Infrared radiative performance and anti-ablation behaviour of Sm2O3 modified ZrB2/SiC coatings

Abstract

To improve the emissivity of ZrB2/SiC coatings for serving in more serious environment, ZrB2/SiC coatings with varying contents of high emissivity Sm2O3 were fabricated using atmospheric plasma spraying. The microstructure, infrared radiative performance and anti-ablation behaviour of the modified coatings were investigated. The results showed that as the content of Sm2O3 increased, the density of the coatings increased because of the low melting point of Sm2O3. When the content of Sm2O3 was 10 vol%, the coating had the highest emissivity in the 2.5–5 μm band at 1000 °C, up to 0.85, because of the oxygen vacancies promoting additional electronic transitions.
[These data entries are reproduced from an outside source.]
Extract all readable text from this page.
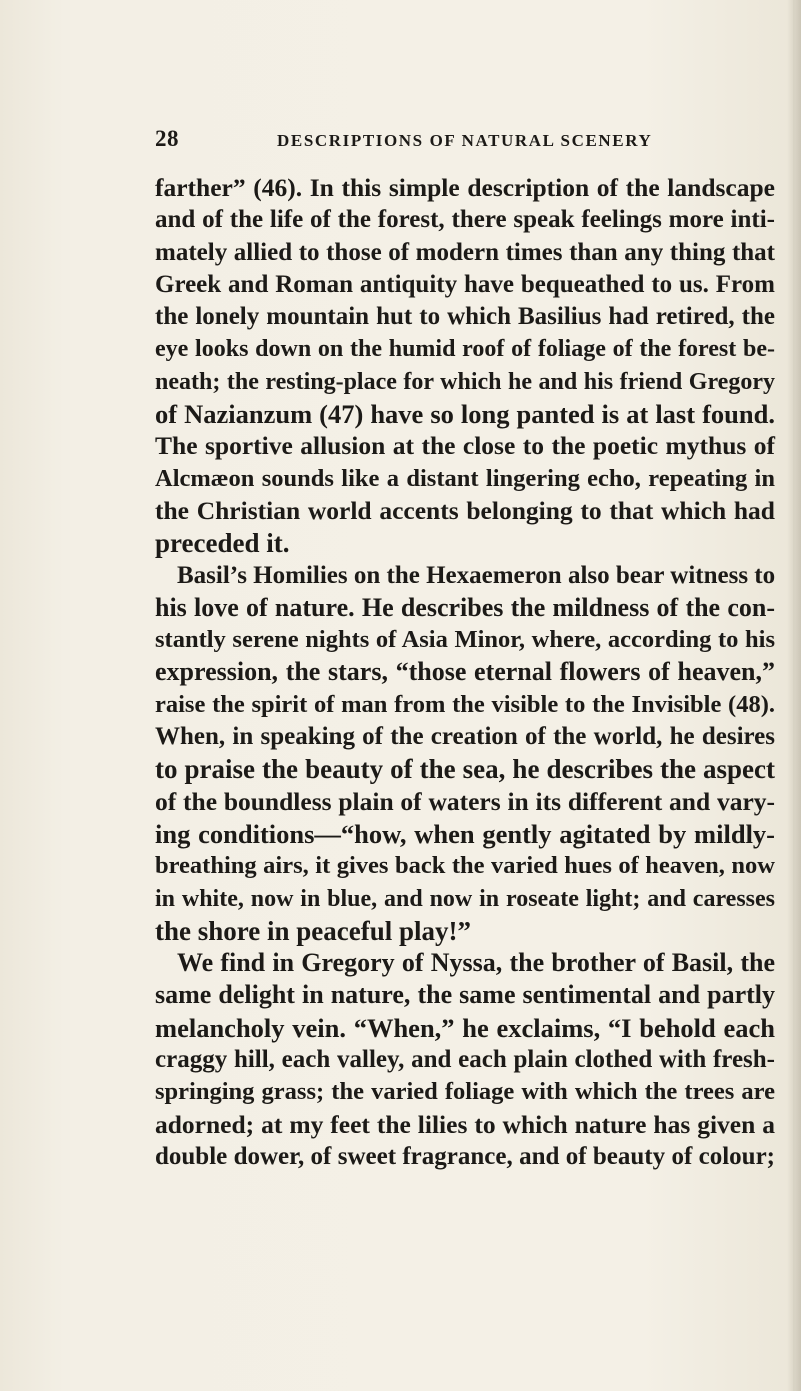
28	DESCRIPTIONS OF NATURAL SCENERY
farther” (46). In this simple description of the landscape
and of the life of the forest, there speak feelings more inti-
mately allied to those of modern times than any thing that
Greek and Roman antiquity have bequeathed to us. From
the lonely mountain hut to which Basilius had retired, the
eye looks down on the humid roof of foliage of the forest be-
neath; the resting-place for which he and his friend Gregory
of Nazianzum (47) have so long panted is at last found.
The sportive allusion at the close to the poetic mythus of
Alcmæon sounds like a distant lingering echo, repeating in
the Christian world accents belonging to that which had
preceded it.
Basil’s Homilies on the Hexaemeron also bear witness to
his love of nature. He describes the mildness of the con-
stantly serene nights of Asia Minor, where, according to his
expression, the stars, “those eternal flowers of heaven,”
raise the spirit of man from the visible to the Invisible (48).
When, in speaking of the creation of the world, he desires
to praise the beauty of the sea, he describes the aspect
of the boundless plain of waters in its different and vary-
ing conditions—“how, when gently agitated by mildly-
breathing airs, it gives back the varied hues of heaven, now
in white, now in blue, and now in roseate light; and caresses
the shore in peaceful play!”
We find in Gregory of Nyssa, the brother of Basil, the
same delight in nature, the same sentimental and partly
melancholy vein. “When,” he exclaims, “I behold each
craggy hill, each valley, and each plain clothed with fresh-
springing grass; the varied foliage with which the trees are
adorned; at my feet the lilies to which nature has given a
double dower, of sweet fragrance, and of beauty of colour;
Due to the high emissivity, the surface temperature of the coating modified with 10 vol% Sm2O3 decreased by 300 °C, which led to little volatilisation of the sealing phase. Further, the mass ablation ratio of the above coating was 3.19 × 10−4 g/s, decreasing 31% compared to that of a ZrB2/SiC coating. The formed dense surface structure of the coatings showed considerable oxygen obstructive effects. These findings indicate that the modified coatings show considerable anti-ablation performance, which provides effective anti-ablation protection for the C/C composite substrate.